I just realized that zucchini isn't listed on the fruit/veggie list as being safe or unsafe, and one of the baby foods in Lily's soft food mix has zucchini (it's a squash/zucchini food). Does anyone have any knowledge as to whether it's okay or not? She hasn't had any noticeable issues and has been eating this mix for a couple weeks now, but I just wanted to make sure....I should've double-checked this sooner. ><


----------



## LizardGirl (Aug 25, 2008)

I've never heard about zucchini being unsafe for any animals. I've fed it to my reptiles without a problem and I'd personally have no problem feeding it to Inky (though he'd totally ignore it). Without actually looking it up or doing any research, (this is my disclaimer  ) I'm confident in saying they are safe to feed.


----------



## Lilysmommy (Jan 7, 2009)

Thanks for the reassurance LG!  With having no problems with her in that regard so far, and since she's (usually) eating this mix well, I'll leave it be for now, at least until after I get home.

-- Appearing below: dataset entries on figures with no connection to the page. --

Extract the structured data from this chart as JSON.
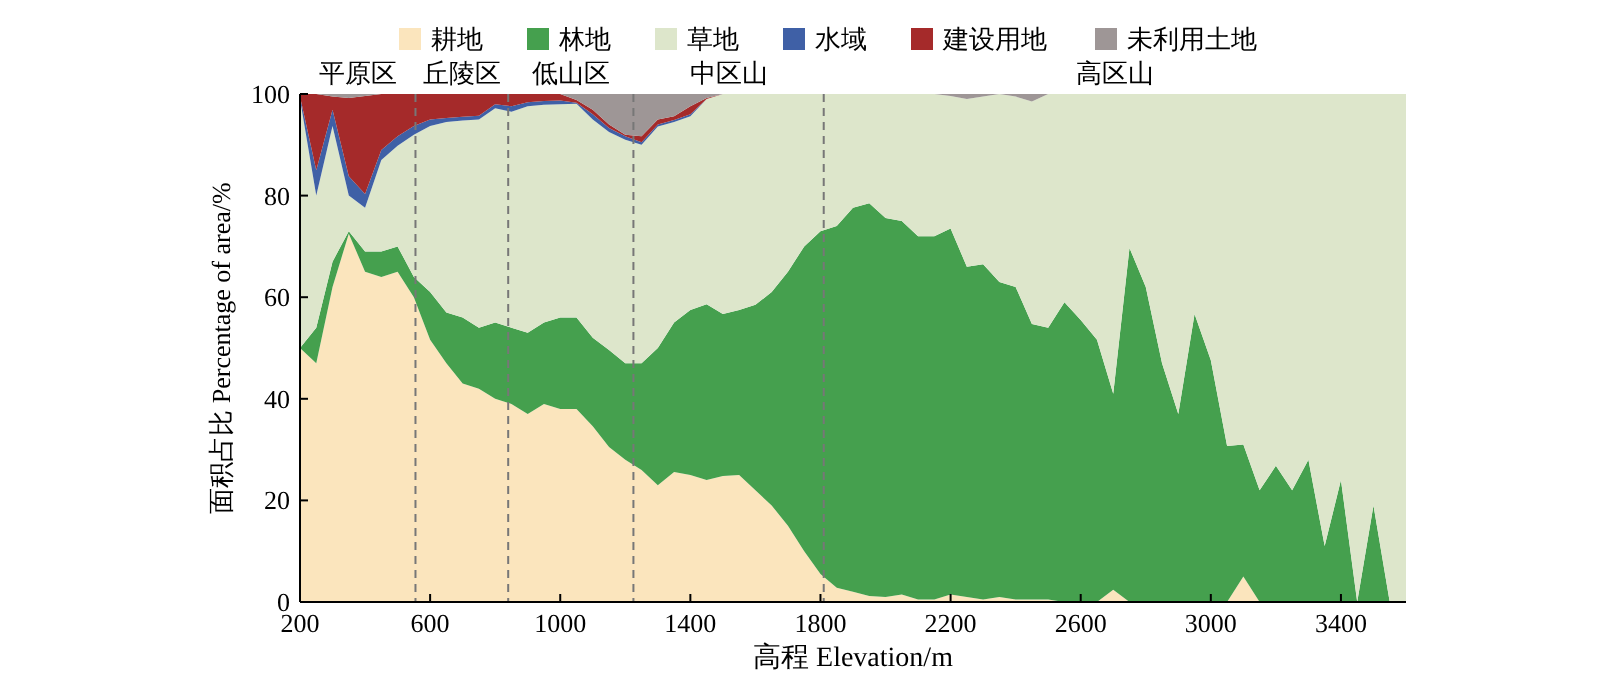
{
  "chart_data": {
    "type": "area",
    "stacked": true,
    "xlabel": "高程 Elevation/m",
    "ylabel": "面积占比 Percentage of area/%",
    "x": [
      200,
      250,
      300,
      350,
      400,
      450,
      500,
      550,
      600,
      650,
      700,
      750,
      800,
      850,
      900,
      950,
      1000,
      1050,
      1100,
      1150,
      1200,
      1250,
      1300,
      1350,
      1400,
      1450,
      1500,
      1550,
      1600,
      1650,
      1700,
      1750,
      1800,
      1850,
      1900,
      1950,
      2000,
      2050,
      2100,
      2150,
      2200,
      2250,
      2300,
      2350,
      2400,
      2450,
      2500,
      2550,
      2600,
      2650,
      2700,
      2750,
      2800,
      2850,
      2900,
      2950,
      3000,
      3050,
      3100,
      3150,
      3200,
      3250,
      3300,
      3350,
      3400,
      3450,
      3500,
      3550,
      3600
    ],
    "series": [
      {
        "name": "耕地",
        "color": "#fbe5bd",
        "values": [
          50,
          47,
          62,
          72.5,
          65,
          64,
          65,
          60,
          51.6,
          47,
          43,
          42,
          40,
          39,
          37,
          39,
          38,
          38,
          34.6,
          30.5,
          28,
          26,
          23,
          25.6,
          25,
          24,
          24.8,
          25,
          22,
          19,
          15,
          10,
          5.5,
          2.8,
          2,
          1.2,
          1,
          1.5,
          0.5,
          0.5,
          1.5,
          1,
          0.5,
          1,
          0.5,
          0.5,
          0.5,
          0,
          0,
          0,
          2.4,
          0,
          0,
          0,
          0,
          0,
          0,
          0,
          5,
          0,
          0,
          0,
          0,
          0,
          0,
          0,
          0,
          0,
          0
        ]
      },
      {
        "name": "林地",
        "color": "#45a04e",
        "values": [
          0,
          7,
          5,
          0.5,
          4,
          5,
          5,
          4,
          9.4,
          10,
          13,
          12,
          15,
          15,
          16,
          16,
          18,
          18,
          17.4,
          19.1,
          19,
          21,
          27,
          29.4,
          32.5,
          34.6,
          31.9,
          32.5,
          36.5,
          42,
          50,
          60,
          67.5,
          71.2,
          75.6,
          77.3,
          74.6,
          73.5,
          71.5,
          71.5,
          72,
          65,
          66,
          62,
          61.5,
          54.2,
          53.5,
          59,
          55.5,
          51.6,
          38.6,
          69.7,
          62,
          47,
          37,
          56.7,
          47.6,
          30.7,
          26,
          22,
          26.8,
          22,
          28,
          11,
          24,
          0,
          19,
          0,
          0
        ]
      },
      {
        "name": "草地",
        "color": "#dde6cb",
        "values": [
          49,
          26,
          26.7,
          7,
          8.6,
          18,
          19.8,
          28,
          32.7,
          37.5,
          38.8,
          41,
          42.2,
          42.5,
          44.6,
          42.9,
          42,
          42.1,
          43,
          42.9,
          44,
          43,
          43.6,
          39.5,
          38.1,
          40.4,
          43.3,
          42.5,
          41.5,
          39,
          35,
          30,
          27,
          26,
          22.4,
          21.5,
          24.4,
          25,
          28,
          28,
          26.1,
          33,
          33,
          37,
          37.5,
          43.8,
          46,
          41,
          44.5,
          48.4,
          59,
          30.3,
          38,
          53,
          63,
          43.3,
          52.4,
          69.3,
          69,
          78,
          73.2,
          78,
          72,
          89,
          76,
          100,
          81,
          100,
          100
        ]
      },
      {
        "name": "水域",
        "color": "#3f60a6",
        "values": [
          0.5,
          5,
          3.2,
          3.8,
          2.7,
          2,
          1.9,
          1.7,
          1.3,
          0.8,
          0.7,
          0.7,
          0.8,
          1.1,
          0.8,
          0.7,
          0.7,
          0.2,
          1,
          0.8,
          0.7,
          0.5,
          0.4,
          0.4,
          0.4,
          0,
          0,
          0,
          0,
          0,
          0,
          0,
          0,
          0,
          0,
          0,
          0,
          0,
          0,
          0,
          0,
          0,
          0,
          0,
          0,
          0,
          0,
          0,
          0,
          0,
          0,
          0,
          0,
          0,
          0,
          0,
          0,
          0,
          0,
          0,
          0,
          0,
          0,
          0,
          0,
          0,
          0,
          0,
          0
        ]
      },
      {
        "name": "建设用地",
        "color": "#a52a2a",
        "values": [
          0.5,
          15,
          2.6,
          15.4,
          19.3,
          11,
          8.3,
          6.3,
          5,
          4.7,
          4.5,
          4.3,
          2,
          2.4,
          1.6,
          1.4,
          1.3,
          0.5,
          0.9,
          0.7,
          0.3,
          1.2,
          1,
          0.7,
          1.6,
          0.2,
          0,
          0,
          0,
          0,
          0,
          0,
          0,
          0,
          0,
          0,
          0,
          0,
          0,
          0,
          0,
          0,
          0,
          0,
          0,
          0,
          0,
          0,
          0,
          0,
          0,
          0,
          0,
          0,
          0,
          0,
          0,
          0,
          0,
          0,
          0,
          0,
          0,
          0,
          0,
          0,
          0,
          0,
          0
        ]
      },
      {
        "name": "未利用土地",
        "color": "#9e9696",
        "values": [
          0,
          0,
          0.5,
          0.8,
          0.4,
          0,
          0,
          0,
          0,
          0,
          0,
          0,
          0,
          0,
          0,
          0,
          0,
          1.2,
          3.1,
          6,
          8,
          8.3,
          5,
          4.4,
          2.4,
          0.8,
          0,
          0,
          0,
          0,
          0,
          0,
          0,
          0,
          0,
          0,
          0,
          0,
          0,
          0,
          0.4,
          1,
          0.5,
          0,
          0.5,
          1.5,
          0,
          0,
          0,
          0,
          0,
          0,
          0,
          0,
          0,
          0,
          0,
          0,
          0,
          0,
          0,
          0,
          0,
          0,
          0,
          0,
          0,
          0,
          0
        ]
      }
    ],
    "xlim": [
      200,
      3600
    ],
    "xticks": [
      200,
      600,
      1000,
      1400,
      1800,
      2200,
      2600,
      3000,
      3400
    ],
    "ylim": [
      0,
      100
    ],
    "yticks": [
      0,
      20,
      40,
      60,
      80,
      100
    ],
    "ref_lines": [
      {
        "axis": "x",
        "value": 555,
        "color": "#777777",
        "line_style": "dashed"
      },
      {
        "axis": "x",
        "value": 840,
        "color": "#777777",
        "line_style": "dashed"
      },
      {
        "axis": "x",
        "value": 1225,
        "color": "#777777",
        "line_style": "dashed"
      },
      {
        "axis": "x",
        "value": 1810,
        "color": "#777777",
        "line_style": "dashed"
      }
    ],
    "annotations": [
      "平原区",
      "丘陵区",
      "低山区",
      "中区山",
      "高区山"
    ],
    "legend": "top",
    "grid": false
  }
}
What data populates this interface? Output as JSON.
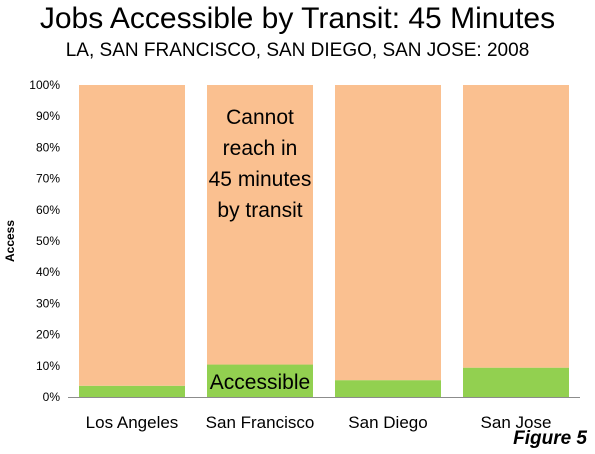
{
  "title": "Jobs Accessible by Transit: 45 Minutes",
  "subtitle": "LA, SAN FRANCISCO, SAN DIEGO, SAN JOSE: 2008",
  "figure_label": "Figure 5",
  "colors": {
    "accessible": "#92d050",
    "cannot": "#fac090"
  },
  "chart_data": {
    "type": "bar",
    "stacked": true,
    "categories": [
      "Los Angeles",
      "San Francisco",
      "San Diego",
      "San Jose"
    ],
    "series": [
      {
        "name": "Accessible",
        "values": [
          3.6,
          10.4,
          5.4,
          9.4
        ]
      },
      {
        "name": "Cannot reach in 45 minutes by transit",
        "values": [
          96.4,
          89.6,
          94.6,
          90.6
        ]
      }
    ],
    "ylabel": "Access",
    "xlabel": "",
    "ylim": [
      0,
      100
    ],
    "yticks": [
      "0%",
      "10%",
      "20%",
      "30%",
      "40%",
      "50%",
      "60%",
      "70%",
      "80%",
      "90%",
      "100%"
    ],
    "annotations": {
      "cannot_lines": [
        "Cannot",
        "reach in",
        "45 minutes",
        "by transit"
      ],
      "accessible": "Accessible"
    }
  }
}
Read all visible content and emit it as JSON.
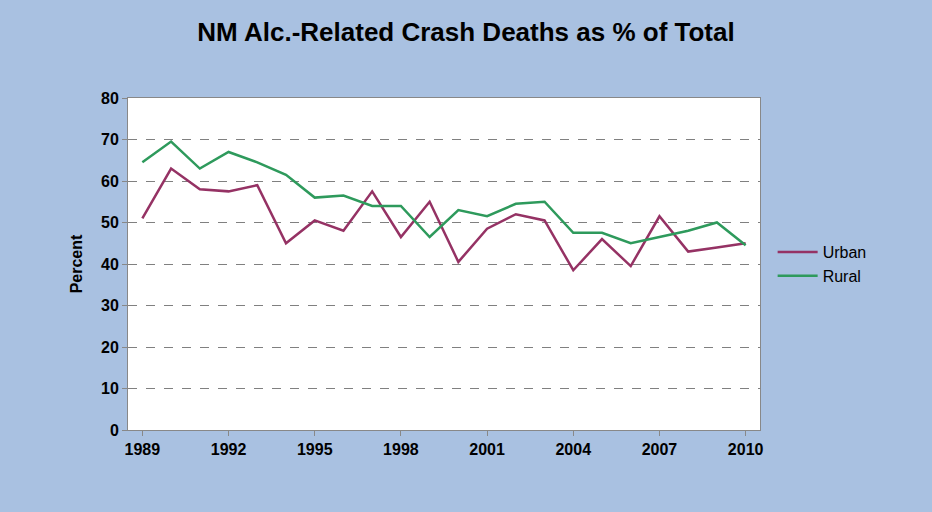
{
  "chart_data": {
    "type": "line",
    "title": "NM Alc.-Related Crash Deaths as % of Total",
    "y_label": "Percent",
    "x": [
      1989,
      1990,
      1991,
      1992,
      1993,
      1994,
      1995,
      1996,
      1997,
      1998,
      1999,
      2000,
      2001,
      2002,
      2003,
      2004,
      2005,
      2006,
      2007,
      2008,
      2009,
      2010
    ],
    "series": [
      {
        "name": "Urban",
        "color": "#953264",
        "values": [
          51,
          63,
          58,
          57.5,
          59,
          45,
          50.5,
          48,
          57.5,
          46.5,
          55,
          40.5,
          48.5,
          52,
          50.5,
          38.5,
          46,
          39.5,
          51.5,
          43,
          44,
          45
        ]
      },
      {
        "name": "Rural",
        "color": "#2e9a5c",
        "values": [
          64.5,
          69.5,
          63,
          67,
          64.5,
          61.5,
          56,
          56.5,
          54,
          54,
          46.5,
          53,
          51.5,
          54.5,
          55,
          47.5,
          47.5,
          45,
          46.5,
          48,
          50,
          44.5
        ]
      }
    ],
    "xlim": [
      1988.5,
      2010.5
    ],
    "xticks": [
      1989,
      1992,
      1995,
      1998,
      2001,
      2004,
      2007,
      2010
    ],
    "ylim": [
      0,
      80
    ],
    "yticks": [
      0,
      10,
      20,
      30,
      40,
      50,
      60,
      70,
      80
    ],
    "grid": true,
    "legend": "right"
  }
}
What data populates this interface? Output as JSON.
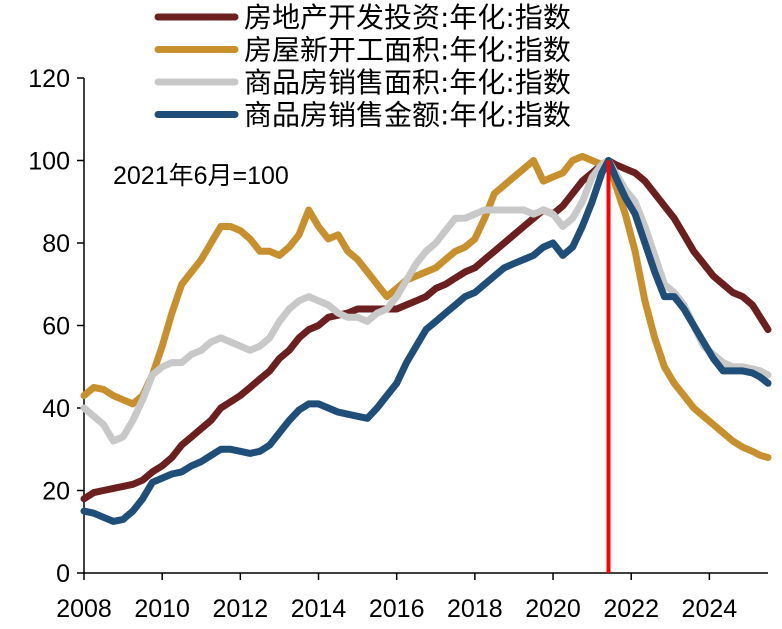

I don't want to change it and have her decide while she's at Wildside that she doesn't like it. :roll:


----------



## Christemo (Oct 5, 2011)

I think I'm the only person in the world who has a negative reaction to it. Pretty sure it's safe... I feed it to my fish, too.


----------



## Lilysmommy (Jan 7, 2009)

Thanks Christemo, it's good to get more opinions on the plus side for it!


----------